FAB, "Flüchtlinge und Asylbewerber im Bauhandwerk" heißt das bundesweit einmalige Projekt des Landkreises, bei dem Migranten eine Berufsperspektive vermittelt werden soll. Mit der Vertragsunterzeichnung am Mittwoch beginnt für sie eine sechsmonatige Berufsvorbereitungsphase, in der sie sich über die verschiedenen Berufe im Bauhandwerk informieren können und nach Möglichkeit auch bereits praktische Erfahrungen durch Praktika in Handwerksbetrieben sammeln. Begleitend werden außerdem Deutschkenntnisse und weitere Kompetenzen vermittelt. Ziel ist dabei die Vorbereitung auf eine reguläre Ausbildung in einem regionalen Handwerksbetrieb und letztlich natürlich die Aussicht auf eine entsprechende berufliche Tätigkeit.

"Es ist uns wichtig, die Potentiale von hier lebenden Menschen zu nutzen" erklärte die Erste Kreisbeigeordnete Elke Künholz zum Projektstart. "Dazu gehören auch die Menschen, die hierher geflohen sind.

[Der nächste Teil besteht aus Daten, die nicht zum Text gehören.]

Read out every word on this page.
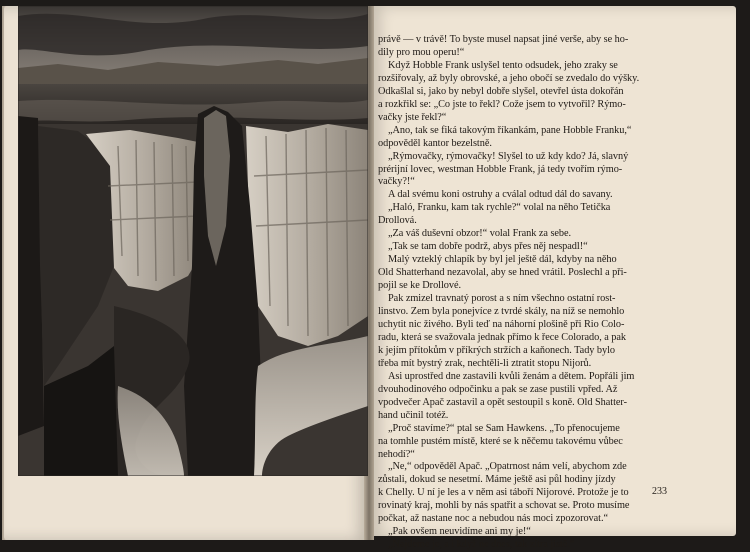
právě — v trávě! To byste musel napsat jiné verše, aby se ho-
dily pro mou operu!“
Když Hobble Frank uslyšel tento odsudek, jeho zraky se
rozšiřovaly, až byly obrovské, a jeho obočí se zvedalo do výšky.
Odkašlal si, jako by nebyl dobře slyšel, otevřel ústa dokořán
a rozkřikl se: „Co jste to řekl? Cože jsem to vytvořil? Rýmo-
vačky jste řekl?“
„Ano, tak se fiká takovým říkankám, pane Hobble Franku,“
odpověděl kantor bezelstně.
„Rýmovačky, rýmovačky! Slyšel to už kdy kdo? Já, slavný
prérijní lovec, westman Hobble Frank, já tedy tvořím rýmo-
vačky?!“
A dal svému koni ostruhy a cválal odtud dál do savany.
„Haló, Franku, kam tak rychle?“ volal na něho Tetička
Drollová.
„Za váš duševní obzor!“ volal Frank za sebe.
„Tak se tam dobře podrž, abys přes něj nespadl!“
Malý vzteklý chlapík by byl jel ještě dál, kdyby na něho
Old Shatterhand nezavolal, aby se hned vrátil. Poslechl a při-
pojil se ke Drollové.
Pak zmizel travnatý porost a s ním všechno ostatní rost-
linstvo. Zem byla ponejvíce z tvrdé skály, na níž se nemohlo
uchytit nic živého. Byli teď na náhorní plošině při Rio Colo-
radu, která se svažovala jednak přímo k řece Colorado, a pak
k jejím přítokům v příkrých stržích a kaňonech. Tady bylo
třeba mít bystrý zrak, nechtěli-li ztratit stopu Nijorů.
Asi uprostřed dne zastavili kvůli ženám a dětem. Popřáli jim
dvouhodinového odpočinku a pak se zase pustili vpřed. Až
vpodvečer Apač zastavil a opět sestoupil s koně. Old Shatter-
hand učinil totéž.
„Proč stavíme?“ ptal se Sam Hawkens. „To přenocujeme
na tomhle pustém místě, které se k něčemu takovému vůbec
nehodí?“
„Ne,“ odpověděl Apač. „Opatrnost nám velí, abychom zde
zůstali, dokud se nesetmí. Máme ještě asi půl hodiny jízdy
k Chelly. U ní je les a v něm asi táboří Nijorové. Protože je to
rovinatý kraj, mohli by nás spatřit a schovat se. Proto musíme
počkat, až nastane noc a nebudou nás moci zpozorovat.“
„Pak ovšem neuvidíme ani my je!“
„Najdeme je, a i když ne dnes, tak zítra jistě.“
233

Wir tragen Verantwortung für sie." Leider, so Künholz weiter, gebe es bei Flüchtlingen und Asylbewerbern oft besondere Vermittlungshemmnisse, vor allem natürlich mangelhafte Deutschkenntnisse. Auch verfügen viele von ihnen nicht über die nötigen Dokumente, beispielsweise Zeugnisse, oder zuvor im Heimatland erworbene Qualifikationen würden hier nicht anerkannt. Und schließlich seien viele von ihnen durch ihre persönlichen Erfahrungen traumatisiert.

Solche Hindernisse abzubauen und die Migranten auf ihrem Weg zu einer qualifizierten Berufsausbildung zu begleiten und zu unterstützen wurde das Projekt FAB ins Leben gerufen. Denn, so stellte Künholz klar: "Diese Menschen sind nicht hierhergekommen, um es sich bequem zu machen. Sie sind sehr motiviert, sie wollen arbeiten und sich ein neues Leben aufbauen."

Wie Dirk Bohn, Hauptgeschäftsführer der Kreishandwerkerschaft ergänzte, bestehe auch seitens der Betriebe großes Interesse, da sich der Mangel an Auszubildenden bereits bemerkbar mache: "Sie suchen händeringend Auszubildende."

Und nicht nur die Auszubildenden und die Betriebe profitieren davon, sondern auch der Landkreis selbst, der durch den Wagfall der Sozialleistungen entlastet wird. Rund 1,2 Mio. Euro an Sozialleistungen wurden bereits in den vergangenen Jahren durch die Ausbildung von Asylbewerbern  eingespart.

"Das ist also eine Chance für alle Beteiligten" freute sich Stöcker abschließend.